Actually, Dr. Burns is not the only medical doctor who has begun to question that simplistic notion. Julian Whitaker, MD, is a practitioner of "alternative medicine", a writer of a monthly newsletter on health and exercise, and no friend of smoking. However, in the October, 1995, issue of his newsletter, "Health and Healing", Doctor Whitaker writes:

"Since 1950, the incidence of all cancers in people between the ages of 50 and 60 years has increased by 44%, with even higher increases in some of the more deadly forms of cancer. Breast and colon cancer went up 60%, prostate up 100% and testicular cancer for men between the ages of 28 and 35 went up 300%. Lung cancer has gone up 262%, an increase that is obviously not related to cigarette smoking, because over the same period the number of people smoking cigarettes dropped from 50% to 25%..."

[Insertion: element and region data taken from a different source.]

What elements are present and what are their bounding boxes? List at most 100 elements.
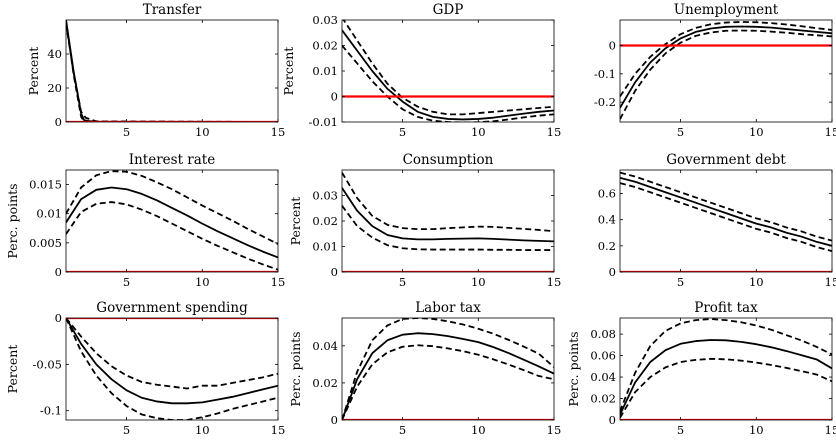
y-tick-label: 0.03	[312, 13, 338, 27]
subplot: 5 10 15 0 0.02 0.04 Labor tax Perc. points	[288, 300, 561, 437]
x-tick-label: 15	[271, 423, 286, 437]
subplot-title: GDP	[433, 2, 464, 18]
y-tick-label: 0.02	[312, 39, 338, 53]
plot-area	[620, 171, 832, 272]
y-tick-label: 40	[47, 47, 62, 61]
plot-area	[342, 318, 554, 420]
x-tick-label: 10	[195, 125, 210, 139]
axes-box	[65, 169, 279, 273]
y-tick-label: 0.02	[590, 392, 616, 406]
y-axis-label: Percent	[288, 197, 303, 246]
x-tick-label: 15	[825, 125, 836, 139]
x-tick-label: 5	[123, 423, 130, 437]
y-tick-label: 0	[609, 39, 616, 53]
x-tick-label: 5	[123, 125, 130, 139]
x-tick-label: 10	[195, 423, 210, 437]
confidence-band-line	[66, 23, 278, 122]
confidence-band-line	[66, 318, 278, 420]
confidence-band-line	[66, 170, 278, 245]
y-tick-label: 0	[55, 265, 62, 279]
y-tick-label: 0.01	[312, 64, 338, 78]
y-tick-label: 0.2	[598, 239, 616, 253]
y-tick-label: -0.05	[33, 357, 63, 371]
confidence-band-line	[620, 21, 832, 97]
subplot-title: Unemployment	[674, 2, 779, 18]
axes-box	[341, 19, 555, 123]
y-tick-label: 20	[47, 81, 62, 95]
subplot-title: Profit tax	[694, 300, 758, 316]
x-tick-label: 5	[677, 423, 684, 437]
plot-area	[342, 172, 554, 272]
y-tick-label: 0	[331, 90, 338, 104]
confidence-band-line	[620, 29, 832, 120]
axes-box	[341, 169, 555, 273]
confidence-band-line	[342, 172, 554, 233]
y-tick-label: 0.01	[36, 207, 62, 221]
confidence-band-line	[620, 318, 832, 412]
x-tick-label: 10	[471, 275, 486, 289]
axes-box	[341, 317, 555, 421]
confidence-band-line	[342, 44, 554, 122]
axes-box	[619, 169, 833, 273]
subplot-title: Government spending	[96, 300, 248, 316]
plot-area	[66, 318, 278, 420]
response-line	[66, 20, 278, 122]
confidence-band-line	[620, 171, 832, 242]
y-tick-label: 0	[609, 413, 616, 427]
x-tick-label: 10	[749, 275, 764, 289]
confidence-band-line	[66, 201, 278, 271]
plot-area	[620, 318, 832, 420]
y-tick-label: 0	[55, 311, 62, 325]
x-tick-label: 5	[399, 125, 406, 139]
x-tick-label: 15	[547, 125, 562, 139]
axes-box	[619, 317, 833, 421]
response-line	[620, 176, 832, 247]
y-tick-label: 0.03	[312, 189, 338, 203]
y-tick-label: 0.01	[312, 240, 338, 254]
subplot-title: Transfer	[143, 2, 202, 18]
confidence-band-line	[620, 357, 832, 419]
confidence-band-line	[342, 344, 554, 420]
plot-area	[620, 21, 832, 120]
x-tick-label: 5	[399, 423, 406, 437]
confidence-band-line	[342, 20, 554, 116]
x-tick-label: 15	[547, 423, 562, 437]
x-tick-label: 10	[749, 423, 764, 437]
y-axis-label: Percent	[5, 345, 20, 394]
y-tick-label: 0.04	[312, 339, 338, 353]
subplot-title: Labor tax	[415, 300, 481, 316]
y-tick-label: 0	[331, 265, 338, 279]
y-tick-label: 0	[55, 115, 62, 129]
y-tick-label: 0.015	[29, 178, 62, 192]
y-axis-label: Perc. points	[566, 331, 581, 406]
y-tick-label: 0.005	[29, 236, 62, 250]
response-line	[66, 318, 278, 405]
response-line	[342, 29, 554, 121]
y-tick-label: 0.02	[312, 214, 338, 228]
y-tick-label: -0.2	[594, 95, 616, 109]
y-tick-label: -0.1	[594, 67, 616, 81]
subplot: 5 10 15 0 0.02 0.04 0.06 0.08 Profit tax Perc. po…	[566, 300, 836, 437]
x-tick-label: 5	[677, 125, 684, 139]
subplot-title: Government debt	[666, 152, 786, 168]
x-tick-label: 15	[825, 423, 836, 437]
y-axis-label: Perc. points	[288, 331, 303, 406]
y-tick-label: 0	[331, 413, 338, 427]
y-tick-label: 0.06	[590, 349, 616, 363]
y-tick-label: 0.04	[590, 370, 616, 384]
confidence-band-line	[342, 318, 554, 420]
confidence-band-line	[66, 318, 278, 390]
y-tick-label: 0	[609, 265, 616, 279]
y-axis-label: Percent	[281, 47, 296, 96]
x-tick-label: 15	[547, 275, 562, 289]
x-tick-label: 5	[123, 275, 130, 289]
plot-area	[66, 170, 278, 272]
y-tick-label: -0.1	[40, 404, 62, 418]
subplot: 5 10 15 -0.2 -0.1 0 Unemployment	[594, 2, 836, 139]
subplot: 5 10 15 0 0.01 0.02 0.03 Consumption Percent	[288, 152, 561, 289]
x-tick-label: 5	[677, 275, 684, 289]
subplot: 5 10 15 0 20 40 Transfer Percent	[26, 2, 285, 139]
y-tick-label: -0.01	[309, 115, 339, 129]
response-line	[620, 339, 832, 416]
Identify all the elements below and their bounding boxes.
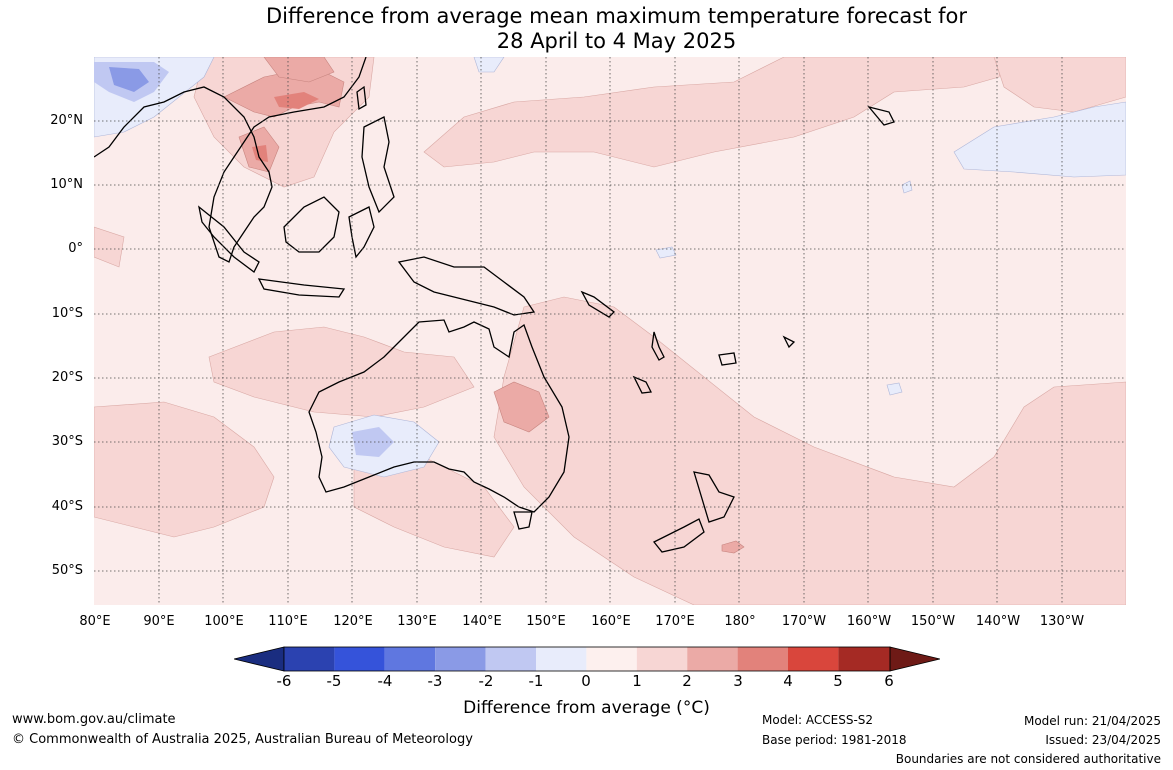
lon-tick-100e: 100°E [204, 614, 244, 629]
colorbar-segment [586, 647, 637, 671]
colorbar-label: -1 [528, 672, 544, 690]
lon-tick-170w: 170°W [781, 614, 827, 629]
lon-tick-90e: 90°E [143, 614, 175, 629]
colorbar-label: 3 [733, 672, 743, 690]
website-link[interactable]: www.bom.gov.au/climate [12, 712, 176, 727]
model-name: Model: ACCESS-S2 [762, 713, 874, 727]
colorbar-label: -6 [276, 672, 292, 690]
lat-tick-0: 0° [68, 241, 83, 256]
lon-tick-110e: 110°E [268, 614, 308, 629]
lon-tick-170e: 170°E [655, 614, 695, 629]
lon-tick-80e: 80°E [79, 614, 111, 629]
lon-tick-150e: 150°E [526, 614, 566, 629]
colorbar-label: -2 [478, 672, 494, 690]
colorbar-title: Difference from average (°C) [0, 698, 1173, 718]
colorbar-segment [687, 647, 738, 671]
issued-date: Issued: 23/04/2025 [1045, 733, 1161, 747]
colorbar-label: -3 [427, 672, 443, 690]
lat-tick-40s: 40°S [51, 499, 83, 514]
colorbar-segment [636, 647, 688, 671]
colorbar-title-text: Difference from average ( [463, 698, 683, 718]
map-canvas [94, 57, 1126, 605]
title-line-2: 28 April to 4 May 2025 [496, 29, 737, 53]
lon-tick-130e: 130°E [397, 614, 437, 629]
lon-tick-140w: 140°W [975, 614, 1021, 629]
boundaries-disclaimer: Boundaries are not considered authoritat… [895, 752, 1161, 766]
colorbar-label: 2 [682, 672, 692, 690]
map-title: Difference from average mean maximum tem… [0, 4, 1173, 54]
colorbar-segment [384, 647, 436, 671]
lon-tick-160e: 160°E [591, 614, 631, 629]
copyright-text: © Commonwealth of Australia 2025, Austra… [12, 732, 473, 747]
lon-tick-150w: 150°W [910, 614, 956, 629]
colorbar [234, 646, 940, 672]
anomaly-minus3-regions [109, 67, 149, 92]
colorbar-label: 0 [581, 672, 591, 690]
colorbar-arrow-low [234, 646, 285, 672]
colorbar-segment [435, 647, 486, 671]
title-line-1: Difference from average mean maximum tem… [266, 4, 967, 28]
base-period: Base period: 1981-2018 [762, 733, 907, 747]
lat-tick-20s: 20°S [51, 370, 83, 385]
colorbar-segment [334, 647, 385, 671]
colorbar-segment [284, 647, 335, 671]
colorbar-segment [788, 647, 839, 671]
colorbar-arrow-high [889, 646, 940, 672]
lon-tick-180: 180° [724, 614, 756, 629]
colorbar-label: -4 [377, 672, 393, 690]
lat-tick-10n: 10°N [50, 177, 83, 192]
anomaly-plus1-regions [94, 57, 1126, 605]
anomaly-plus2-regions [223, 57, 745, 554]
colorbar-label: -5 [326, 672, 342, 690]
colorbar-label: 5 [833, 672, 843, 690]
anomaly-plus3-regions [252, 92, 319, 162]
lat-tick-30s: 30°S [51, 434, 83, 449]
colorbar-segment [838, 647, 890, 671]
lat-tick-20n: 20°N [50, 113, 83, 128]
graticule [94, 57, 1126, 605]
colorbar-title-unit: °C [682, 698, 704, 718]
lon-tick-130w: 130°W [1039, 614, 1085, 629]
lon-tick-140e: 140°E [462, 614, 502, 629]
colorbar-label: 6 [884, 672, 894, 690]
colorbar-label: 4 [783, 672, 793, 690]
lon-tick-120e: 120°E [333, 614, 373, 629]
lat-tick-50s: 50°S [51, 563, 83, 578]
colorbar-title-close: ) [703, 698, 710, 718]
lon-tick-160w: 160°W [846, 614, 892, 629]
forecast-map [94, 57, 1126, 605]
colorbar-segment [737, 647, 788, 671]
colorbar-segment [536, 647, 587, 671]
colorbar-label: 1 [632, 672, 642, 690]
colorbar-segment [485, 647, 536, 671]
lat-tick-10s: 10°S [51, 306, 83, 321]
model-run-date: Model run: 21/04/2025 [1023, 714, 1161, 728]
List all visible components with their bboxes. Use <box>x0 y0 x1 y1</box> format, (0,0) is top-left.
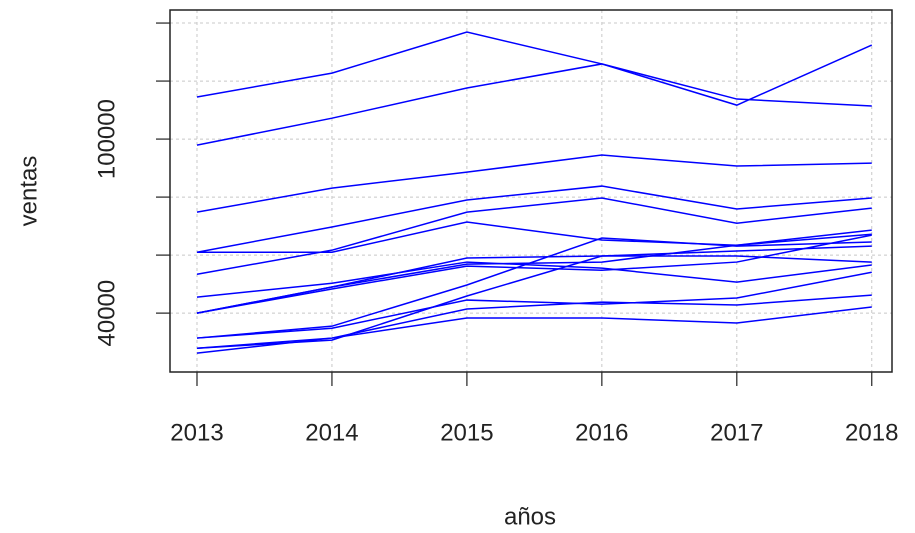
y-tick-label: 100000 <box>93 99 120 179</box>
series-line <box>196 221 872 253</box>
series-line <box>196 237 872 339</box>
y-tick-label: 40000 <box>93 280 120 347</box>
x-tick-label: 2013 <box>170 419 223 446</box>
series-line <box>196 271 872 339</box>
series-line <box>196 31 873 106</box>
series-line <box>196 233 872 314</box>
x-tick-label: 2015 <box>440 419 493 446</box>
series-line <box>196 245 872 314</box>
x-axis-title: años <box>504 503 556 530</box>
y-axis-title: ventas <box>15 156 42 227</box>
x-tick-label: 2014 <box>305 419 358 446</box>
plot-frame <box>169 9 893 373</box>
x-tick-label: 2016 <box>575 419 628 446</box>
series-line <box>196 63 872 146</box>
x-tick-label: 2017 <box>710 419 763 446</box>
x-tick-label: 2018 <box>845 419 898 446</box>
series-line <box>196 154 872 213</box>
series-line <box>196 261 872 298</box>
series-line <box>196 255 872 349</box>
series-line <box>196 185 872 253</box>
series-line <box>196 197 872 275</box>
series-line <box>196 306 872 354</box>
series-line <box>196 294 872 349</box>
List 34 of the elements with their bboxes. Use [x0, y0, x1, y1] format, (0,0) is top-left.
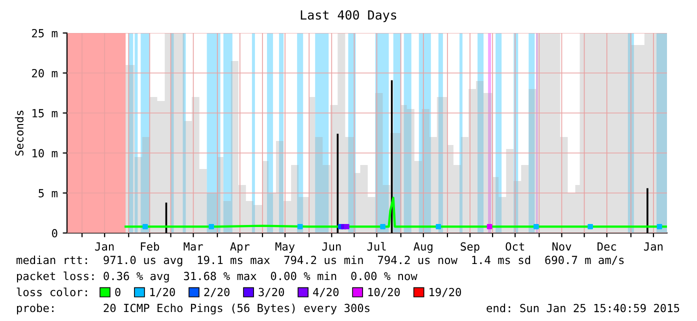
y-tick-label: 10 m	[32, 149, 58, 158]
legend-label: 4/20	[313, 288, 339, 298]
x-tick-label: Jan	[95, 242, 114, 251]
x-tick-label: Nov	[552, 242, 572, 251]
x-tick-label: Jun	[322, 242, 341, 251]
y-tick-label: 20 m	[32, 69, 58, 78]
y-tick-label: 0	[52, 229, 58, 238]
legend-label: 19/20	[430, 288, 461, 298]
text: end: Sun Jan 25 15:40:59 2015	[486, 304, 680, 312]
legend-label: 0	[115, 288, 120, 296]
x-tick-label: Apr	[230, 242, 250, 253]
legend-label: 10/20	[368, 288, 400, 298]
y-tick-label: 5 m	[38, 189, 58, 198]
x-tick-label: Mar	[184, 242, 203, 251]
x-tick-label: Jul	[367, 242, 386, 251]
x-tick-label: May	[275, 242, 295, 253]
y-tick-label: 25 m	[32, 29, 58, 38]
y-axis-title: Seconds	[14, 110, 24, 156]
text: probe: 20 ICMP Echo Pings (56 Bytes) every 300s	[17, 304, 370, 314]
text: median rtt: 971.0 us avg 19.1 ms max 794.2 us min 794.2 us now 1.4 ms sd 690.7 m am/s	[16, 256, 624, 266]
line-series	[124, 196, 667, 228]
x-tick-label: Sep	[460, 242, 480, 253]
chart-title: Last 400 Days	[300, 10, 396, 22]
x-tick-label: Feb	[140, 242, 160, 251]
legend-label: 3/20	[258, 288, 284, 298]
legend-title: loss color:	[16, 288, 87, 296]
x-tick-label: Aug	[414, 242, 432, 253]
x-tick-label: Oct	[506, 242, 524, 251]
y-tick-label: 15 m	[32, 109, 58, 118]
text: packet loss: 0.36 % avg 31.68 % max 0.00 % min 0.00 % now	[17, 272, 418, 282]
x-tick-label: Jan	[644, 242, 663, 251]
legend-label: 1/20	[150, 288, 175, 298]
legend-label: 2/20	[204, 288, 230, 298]
x-tick-label: Dec	[598, 242, 616, 251]
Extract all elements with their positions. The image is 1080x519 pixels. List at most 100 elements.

Doctor Whitaker expresses no opinion as to the reasons for the startling increases in cancer in recent years. I, however, have an opinion. Medicine, over the past 40 years, has grown more and more socialized. As late as 1950, people were largely responsible for paying their own medical bills, and doctors hesitated to order expensive tests and treatments for those who couldn't pay the bills.

Today, almost all medical procedures are paid for by insurance or by federal funds, through Medicaid and Medicare. Physicians, therefore, have a strong incentive to order every possible test and treatment, because they know that they will be paid for doing so. As a result, there are no more undiagnosed cases of cancer. Every case is always diagnosed. This will, in my opinion, show up in future years, in the form of statistics which show a leveling off of the number of cancer cases. Only time will prove whether I'm right or wrong.